A letter that he wrote a few weeks after he had gone back to Oates reminds us that, amid all his other occupations, he still took a lively interest in medical affairs, and continued to cultivate the acquaintance of medical men. Dr. Hans Sloane, his junior by twentyeight years, and not made a baronet till 1716, was now a rising physician in London, and secretary of the Royal Society. He had probably been known to Locke for some time, but we are first informed of their acquaintance by this letter, in which he made precise inquiries concerning a disease from which a woman whom Sloane attended had died, and in which he also asked some questions about imperfect plants and equivocal generation in the vegetable kingdom. “It is very kindly done of you,” Locke said, " to send me some news from the commonwealth of letters into a place where I seldom meet with anything beyond the observation of a scabby sheep or a lame horse." That was hardly polite to Lady Masham, or her step-daughter Esther.

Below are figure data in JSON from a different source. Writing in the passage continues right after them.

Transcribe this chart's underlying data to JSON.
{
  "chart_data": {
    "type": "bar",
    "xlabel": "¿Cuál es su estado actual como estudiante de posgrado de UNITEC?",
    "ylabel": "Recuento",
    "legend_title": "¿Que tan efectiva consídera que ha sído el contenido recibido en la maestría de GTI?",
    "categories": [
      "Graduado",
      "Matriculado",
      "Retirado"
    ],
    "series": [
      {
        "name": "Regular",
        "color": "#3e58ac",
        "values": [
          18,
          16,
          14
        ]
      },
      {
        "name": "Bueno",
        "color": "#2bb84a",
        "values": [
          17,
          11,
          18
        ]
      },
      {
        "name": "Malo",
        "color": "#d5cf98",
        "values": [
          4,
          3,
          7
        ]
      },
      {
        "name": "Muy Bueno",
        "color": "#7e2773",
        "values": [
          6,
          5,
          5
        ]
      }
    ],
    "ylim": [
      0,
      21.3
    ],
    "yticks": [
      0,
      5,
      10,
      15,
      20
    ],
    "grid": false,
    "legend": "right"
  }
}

About Locke's intimate relations with Lady Masham we have too few details. But we just now obtain some welcome insight into his relations with the younger lady. Esther Masham, a bright and amiable girl, who lived to be a bright and amiable old maid, was nineteen years old in 1694. Full of life and fun, as well as of good sense and sober thought, as fond of serious study as of

* Additional MSS., no. 4290 ; Locke to Clarke, 30 June, 1694.
2 Ibid., no. 4052; Locke to Sloane, 14 Sept., 1694.